FogCog: Cognitive Computing Based Fog Architecture for Smart Health Care
摘要
A communicable disease may be passed from one person to another by direct physical contact, inhalation of an airborne virus, or insect bites, among other routes of transmission. Wireless Body Area Network (WBAN) has become more important in the many IoT-based healthcare applications that have gained attraction in recent years. An effective response to these difficulties, Cognitive Computing (CC) is a branch of artificial intelligence that drives knowledge-rich automation. To identify infectious diseases in advance, finding the optimal fog node in the fog layer is an important task. Two cognitive engines, the data cognition engine and the resource cognition engine, analyze the information to find a solution.
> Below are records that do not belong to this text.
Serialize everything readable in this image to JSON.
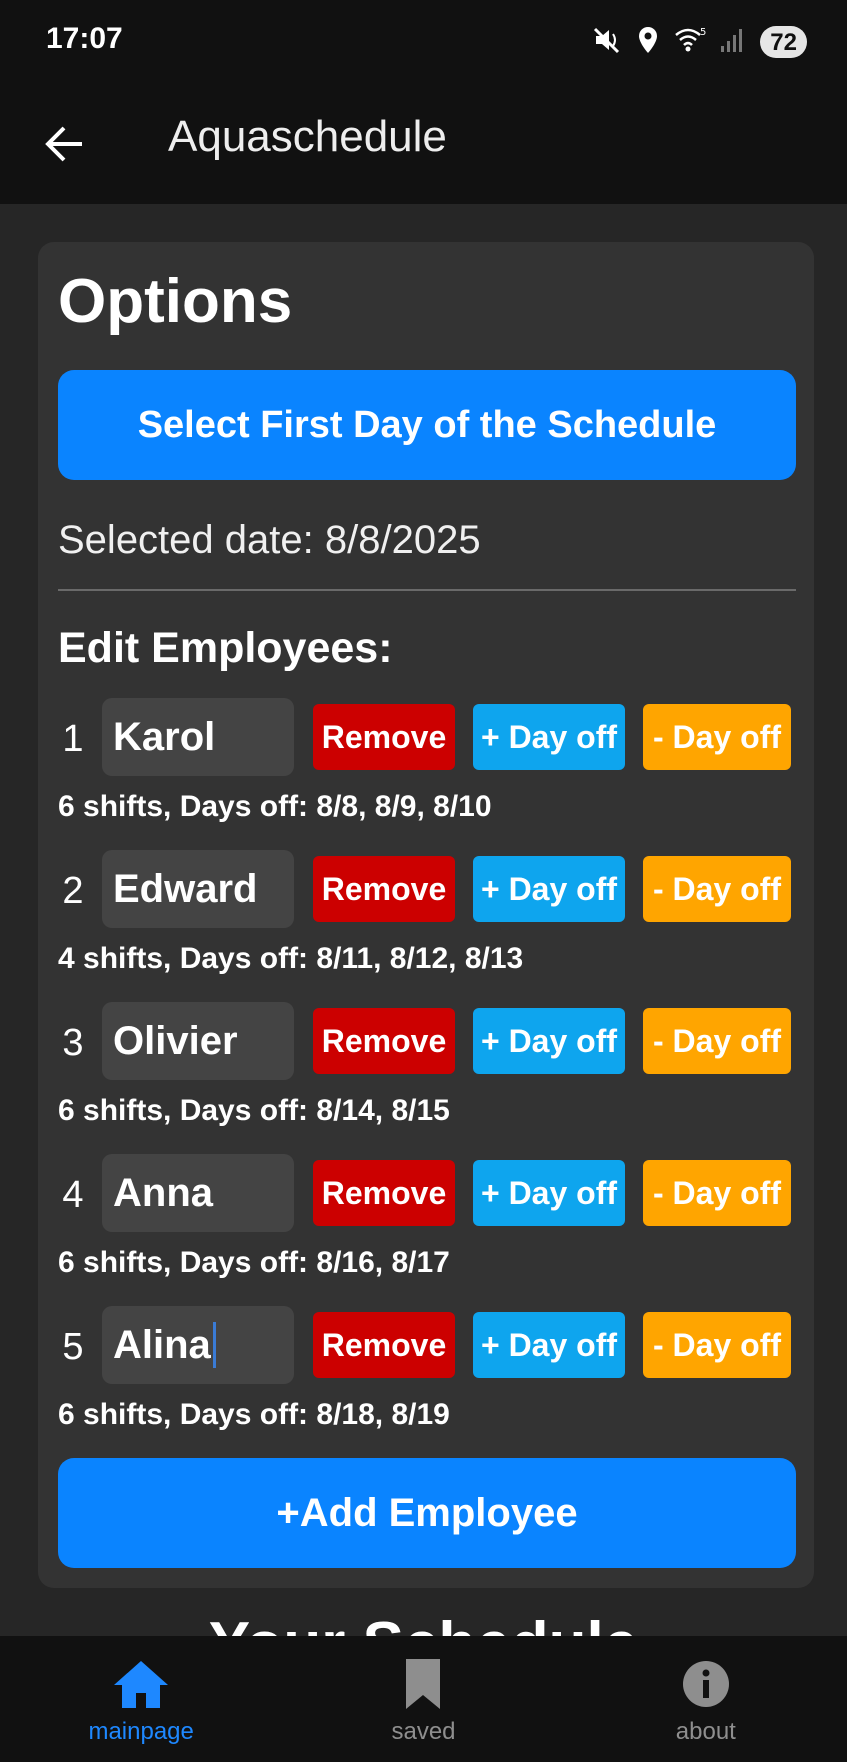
{
  "status_bar": {
    "time": "17:07",
    "battery": "72"
  },
  "app_bar": {
    "title": "Aquaschedule"
  },
  "options": {
    "title": "Options",
    "select_date_label": "Select First Day of the Schedule",
    "selected_date_text": "Selected date: 8/8/2025",
    "edit_employees_title": "Edit Employees:",
    "buttons": {
      "remove": "Remove",
      "add_day_off": "+ Day off",
      "remove_day_off": "- Day off"
    },
    "employees": [
      {
        "index": "1",
        "name": "Karol",
        "info": "6 shifts, Days off: 8/8, 8/9, 8/10"
      },
      {
        "index": "2",
        "name": "Edward",
        "info": "4 shifts, Days off: 8/11, 8/12, 8/13"
      },
      {
        "index": "3",
        "name": "Olivier",
        "info": "6 shifts, Days off: 8/14, 8/15"
      },
      {
        "index": "4",
        "name": "Anna",
        "info": "6 shifts, Days off: 8/16, 8/17"
      },
      {
        "index": "5",
        "name": "Alina",
        "info": "6 shifts, Days off: 8/18, 8/19"
      }
    ],
    "add_employee_label": "+Add Employee"
  },
  "next_section": {
    "title_partial": "Your Schedule"
  },
  "bottom_nav": {
    "items": [
      {
        "label": "mainpage",
        "icon": "home-icon",
        "active": true
      },
      {
        "label": "saved",
        "icon": "bookmark-icon",
        "active": false
      },
      {
        "label": "about",
        "icon": "info-icon",
        "active": false
      }
    ]
  },
  "colors": {
    "primary": "#0a84ff",
    "remove": "#cc0000",
    "add_day_off": "#0ea5ee",
    "remove_day_off": "#ffa500",
    "card": "#333333",
    "background": "#262626"
  }
}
The current bodily positioned model, represented by the physical signal, is included in the data collected by the data cognition Engine from external cognition resources. Cognitive computing will be granted permission by the Resource cognition engine to use all available computing and communication resources outside of the network. In this article, we discuss the existence of both emergency and non-emergency fog nodes. If a patient is having a heart attack, for example, the system will assess the situation and determine whether or not to send them to the regular fog node, while sending patients with less urgent needs to the emergency fog node. The results of the comparison show that the suggested FogCog is superior to the established benchmark methods.